Report say that Chinese-backed and Africa-focused fintech platform OPay is raising over $400 million. The fundraising is coming two years after OPay announced two funding rounds in 2019; $50 million in June and $120 million Series B in November.
The $170 million fund came majorly from Chinese investors who have begun to bet on African startups over the past years. Some of the Chinese companies include, Soft Bank Venture Asia, Soft Bank, Sequoia Capital, GSR Ventures and Source Code Capital.
In 2018, popular internet search engine and browser, Opera launched the OPay mobile money platform in Lagos. Within few months the company began to expand aggressively with the city, using ORide, a now-defunct ride-hailing service, as an entry point to the array of services it wanted to offer. Since then, the company has tested several verticals — OBus, a bus-booking platform (also defunct); OExpress, a logistics delivery service; OTrade, a B2B e-commerce platform; OFood, a food delivery service, among others.

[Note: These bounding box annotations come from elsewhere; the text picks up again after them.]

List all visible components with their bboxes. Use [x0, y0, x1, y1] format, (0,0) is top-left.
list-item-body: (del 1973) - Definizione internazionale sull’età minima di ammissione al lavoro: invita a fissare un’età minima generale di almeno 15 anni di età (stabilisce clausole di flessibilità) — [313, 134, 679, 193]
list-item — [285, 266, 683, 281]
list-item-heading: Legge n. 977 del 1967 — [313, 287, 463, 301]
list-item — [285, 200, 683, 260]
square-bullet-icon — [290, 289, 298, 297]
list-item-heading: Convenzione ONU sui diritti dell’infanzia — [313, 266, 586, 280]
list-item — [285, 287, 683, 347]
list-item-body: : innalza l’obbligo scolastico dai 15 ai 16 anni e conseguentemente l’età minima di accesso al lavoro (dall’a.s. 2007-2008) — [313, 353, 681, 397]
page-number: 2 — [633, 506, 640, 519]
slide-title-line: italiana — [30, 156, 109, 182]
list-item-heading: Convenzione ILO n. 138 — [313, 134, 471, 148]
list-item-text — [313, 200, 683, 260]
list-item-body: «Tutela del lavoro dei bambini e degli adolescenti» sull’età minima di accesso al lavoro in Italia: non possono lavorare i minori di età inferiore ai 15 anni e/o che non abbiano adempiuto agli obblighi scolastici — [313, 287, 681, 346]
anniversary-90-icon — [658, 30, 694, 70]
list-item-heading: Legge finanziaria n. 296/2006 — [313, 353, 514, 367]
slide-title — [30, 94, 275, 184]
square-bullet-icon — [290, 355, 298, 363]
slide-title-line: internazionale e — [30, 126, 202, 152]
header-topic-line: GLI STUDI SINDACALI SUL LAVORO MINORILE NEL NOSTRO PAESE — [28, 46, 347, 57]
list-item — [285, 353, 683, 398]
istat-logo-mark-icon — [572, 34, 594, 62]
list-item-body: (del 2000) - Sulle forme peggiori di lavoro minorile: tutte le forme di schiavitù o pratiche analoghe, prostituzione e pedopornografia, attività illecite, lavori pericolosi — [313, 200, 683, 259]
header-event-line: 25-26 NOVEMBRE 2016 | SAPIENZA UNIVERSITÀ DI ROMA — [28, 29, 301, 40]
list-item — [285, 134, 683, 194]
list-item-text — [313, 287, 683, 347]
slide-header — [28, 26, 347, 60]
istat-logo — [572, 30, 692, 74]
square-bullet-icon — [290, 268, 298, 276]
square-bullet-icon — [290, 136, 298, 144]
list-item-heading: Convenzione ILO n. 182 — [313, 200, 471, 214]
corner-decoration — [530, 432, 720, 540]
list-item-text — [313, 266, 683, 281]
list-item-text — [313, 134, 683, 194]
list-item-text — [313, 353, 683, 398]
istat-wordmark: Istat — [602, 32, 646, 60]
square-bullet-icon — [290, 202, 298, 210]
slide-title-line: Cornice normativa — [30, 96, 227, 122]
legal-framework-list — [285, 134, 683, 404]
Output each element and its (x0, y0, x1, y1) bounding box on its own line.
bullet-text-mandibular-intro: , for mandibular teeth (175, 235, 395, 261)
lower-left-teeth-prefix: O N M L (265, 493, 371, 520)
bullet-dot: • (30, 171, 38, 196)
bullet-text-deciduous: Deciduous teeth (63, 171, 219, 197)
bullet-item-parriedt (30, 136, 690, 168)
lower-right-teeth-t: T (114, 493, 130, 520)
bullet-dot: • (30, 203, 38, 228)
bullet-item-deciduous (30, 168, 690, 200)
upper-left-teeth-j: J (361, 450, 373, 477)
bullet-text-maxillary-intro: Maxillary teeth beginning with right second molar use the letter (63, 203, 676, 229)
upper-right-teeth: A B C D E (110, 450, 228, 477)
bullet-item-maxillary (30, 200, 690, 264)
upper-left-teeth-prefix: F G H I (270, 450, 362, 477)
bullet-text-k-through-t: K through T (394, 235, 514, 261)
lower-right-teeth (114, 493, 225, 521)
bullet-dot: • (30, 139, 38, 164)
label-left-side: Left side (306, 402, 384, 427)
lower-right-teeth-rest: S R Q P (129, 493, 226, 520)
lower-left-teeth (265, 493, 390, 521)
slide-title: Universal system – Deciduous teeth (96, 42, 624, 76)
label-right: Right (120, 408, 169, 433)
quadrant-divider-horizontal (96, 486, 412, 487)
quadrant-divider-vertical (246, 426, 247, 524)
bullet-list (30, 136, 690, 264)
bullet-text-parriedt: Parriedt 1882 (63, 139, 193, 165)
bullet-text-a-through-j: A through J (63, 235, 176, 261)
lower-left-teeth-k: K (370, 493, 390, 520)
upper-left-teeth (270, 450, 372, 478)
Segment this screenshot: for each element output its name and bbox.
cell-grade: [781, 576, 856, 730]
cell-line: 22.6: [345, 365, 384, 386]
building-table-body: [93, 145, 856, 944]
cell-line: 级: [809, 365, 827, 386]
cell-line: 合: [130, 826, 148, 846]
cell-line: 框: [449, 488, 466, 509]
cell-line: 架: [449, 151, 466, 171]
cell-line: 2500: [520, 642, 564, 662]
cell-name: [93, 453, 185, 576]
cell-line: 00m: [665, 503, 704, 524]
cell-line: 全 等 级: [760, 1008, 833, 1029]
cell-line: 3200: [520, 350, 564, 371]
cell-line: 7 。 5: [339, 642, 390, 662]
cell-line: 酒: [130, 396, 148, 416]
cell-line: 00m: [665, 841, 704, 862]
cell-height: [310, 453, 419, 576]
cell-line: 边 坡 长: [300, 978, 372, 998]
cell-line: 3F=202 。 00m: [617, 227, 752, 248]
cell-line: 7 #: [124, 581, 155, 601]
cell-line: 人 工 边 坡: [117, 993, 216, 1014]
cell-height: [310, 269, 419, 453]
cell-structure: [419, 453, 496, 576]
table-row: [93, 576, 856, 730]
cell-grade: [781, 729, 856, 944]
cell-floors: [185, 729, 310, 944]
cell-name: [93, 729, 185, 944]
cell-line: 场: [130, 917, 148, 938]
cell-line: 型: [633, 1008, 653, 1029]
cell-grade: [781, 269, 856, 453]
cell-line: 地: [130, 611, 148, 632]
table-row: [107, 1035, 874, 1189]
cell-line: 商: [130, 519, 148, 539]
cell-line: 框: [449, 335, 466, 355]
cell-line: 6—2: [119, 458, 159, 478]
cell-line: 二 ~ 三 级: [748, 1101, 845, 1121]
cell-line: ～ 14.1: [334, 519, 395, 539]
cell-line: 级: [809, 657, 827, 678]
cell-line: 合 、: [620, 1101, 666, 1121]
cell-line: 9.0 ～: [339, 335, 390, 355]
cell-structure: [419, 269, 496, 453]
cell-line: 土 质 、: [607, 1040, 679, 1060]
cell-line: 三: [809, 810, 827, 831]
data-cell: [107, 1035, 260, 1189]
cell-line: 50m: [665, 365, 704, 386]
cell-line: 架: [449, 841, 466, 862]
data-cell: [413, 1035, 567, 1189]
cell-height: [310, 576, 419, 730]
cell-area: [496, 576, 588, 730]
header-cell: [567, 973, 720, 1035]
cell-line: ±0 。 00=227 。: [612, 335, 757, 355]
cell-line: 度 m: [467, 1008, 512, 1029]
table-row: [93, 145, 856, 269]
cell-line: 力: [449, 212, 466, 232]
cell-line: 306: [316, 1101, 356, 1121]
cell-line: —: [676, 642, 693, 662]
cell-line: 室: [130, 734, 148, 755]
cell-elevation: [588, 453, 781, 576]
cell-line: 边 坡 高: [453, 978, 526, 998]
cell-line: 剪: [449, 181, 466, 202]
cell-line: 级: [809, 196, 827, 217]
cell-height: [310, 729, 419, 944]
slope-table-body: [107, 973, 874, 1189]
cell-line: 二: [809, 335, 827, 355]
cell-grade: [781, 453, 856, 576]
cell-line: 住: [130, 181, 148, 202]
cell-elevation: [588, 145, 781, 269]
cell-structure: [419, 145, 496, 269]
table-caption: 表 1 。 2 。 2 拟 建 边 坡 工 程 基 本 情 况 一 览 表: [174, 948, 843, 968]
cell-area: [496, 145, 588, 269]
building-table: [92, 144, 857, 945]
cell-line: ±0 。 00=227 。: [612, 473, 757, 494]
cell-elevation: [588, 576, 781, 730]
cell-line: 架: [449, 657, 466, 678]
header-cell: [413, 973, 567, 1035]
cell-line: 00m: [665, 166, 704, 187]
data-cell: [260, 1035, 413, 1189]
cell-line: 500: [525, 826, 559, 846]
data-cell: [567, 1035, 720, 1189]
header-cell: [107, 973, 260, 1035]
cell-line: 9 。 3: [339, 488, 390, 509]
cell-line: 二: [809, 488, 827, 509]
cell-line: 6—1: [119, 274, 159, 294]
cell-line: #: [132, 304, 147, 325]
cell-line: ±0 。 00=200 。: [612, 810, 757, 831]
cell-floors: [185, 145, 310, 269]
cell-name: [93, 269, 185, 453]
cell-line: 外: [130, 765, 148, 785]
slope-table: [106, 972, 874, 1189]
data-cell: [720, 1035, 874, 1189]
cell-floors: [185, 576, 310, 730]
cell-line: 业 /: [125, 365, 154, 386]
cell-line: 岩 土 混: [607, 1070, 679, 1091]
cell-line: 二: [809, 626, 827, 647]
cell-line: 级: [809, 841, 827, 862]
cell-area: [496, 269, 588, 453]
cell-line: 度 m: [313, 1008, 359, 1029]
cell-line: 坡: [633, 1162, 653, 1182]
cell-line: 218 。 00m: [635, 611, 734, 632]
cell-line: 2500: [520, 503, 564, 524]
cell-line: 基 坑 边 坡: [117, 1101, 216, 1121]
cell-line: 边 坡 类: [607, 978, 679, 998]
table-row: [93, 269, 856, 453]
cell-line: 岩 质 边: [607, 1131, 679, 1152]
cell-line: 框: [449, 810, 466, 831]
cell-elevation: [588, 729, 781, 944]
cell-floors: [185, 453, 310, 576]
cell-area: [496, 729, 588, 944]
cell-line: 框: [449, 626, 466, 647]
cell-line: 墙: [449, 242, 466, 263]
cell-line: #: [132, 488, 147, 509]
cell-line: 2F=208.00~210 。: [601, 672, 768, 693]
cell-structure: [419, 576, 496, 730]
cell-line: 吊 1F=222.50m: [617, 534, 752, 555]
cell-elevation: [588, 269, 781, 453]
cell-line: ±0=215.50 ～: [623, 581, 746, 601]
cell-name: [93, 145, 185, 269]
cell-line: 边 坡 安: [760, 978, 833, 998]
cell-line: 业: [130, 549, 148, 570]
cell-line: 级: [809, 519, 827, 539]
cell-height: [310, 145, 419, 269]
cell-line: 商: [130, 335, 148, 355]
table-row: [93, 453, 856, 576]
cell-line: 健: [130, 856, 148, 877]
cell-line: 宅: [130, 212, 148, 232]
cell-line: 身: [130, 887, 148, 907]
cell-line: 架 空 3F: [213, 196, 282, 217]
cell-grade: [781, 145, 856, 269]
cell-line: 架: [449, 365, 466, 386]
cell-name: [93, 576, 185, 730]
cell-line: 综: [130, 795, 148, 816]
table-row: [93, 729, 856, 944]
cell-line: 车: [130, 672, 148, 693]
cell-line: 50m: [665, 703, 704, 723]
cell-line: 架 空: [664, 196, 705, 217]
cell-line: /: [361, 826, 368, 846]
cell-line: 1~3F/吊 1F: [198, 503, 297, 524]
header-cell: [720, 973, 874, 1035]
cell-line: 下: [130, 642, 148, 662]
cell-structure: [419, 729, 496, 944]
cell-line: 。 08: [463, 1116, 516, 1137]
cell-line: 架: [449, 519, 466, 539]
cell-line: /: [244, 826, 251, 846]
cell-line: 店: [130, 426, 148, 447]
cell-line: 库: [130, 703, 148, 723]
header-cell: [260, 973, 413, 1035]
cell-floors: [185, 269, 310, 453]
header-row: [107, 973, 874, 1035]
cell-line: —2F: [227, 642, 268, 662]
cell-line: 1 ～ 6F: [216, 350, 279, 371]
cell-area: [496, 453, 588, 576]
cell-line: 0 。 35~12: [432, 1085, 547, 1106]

Although none of this services significantly scaled, OPay’s fintech and mobile money arm (which is its main play) is thriving. According to its parent company Opera, OPay’s monthly transactions grew 4.5x last year to over $2 billion in December. OPay also claims to process about 80% of bank transfers among mobile money operators in Nigeria and 20% of the country’s non-merchant point of sales transactions. Last year, the company also said it acquired an international money transfer license with a WorldRemit partnership also in the works.
OPay plays in an extremely competitive fintech market. With Nigeria as Africa’s most populous nation, and a large share of its people underbanked and unbanked, fintech is arguably the most promising digital sector in the country. The same can be said for the continent as a whole.
According to The Information, OPay’s valuation will increase to about $1.5 billion, three times what it was worth back in 2010.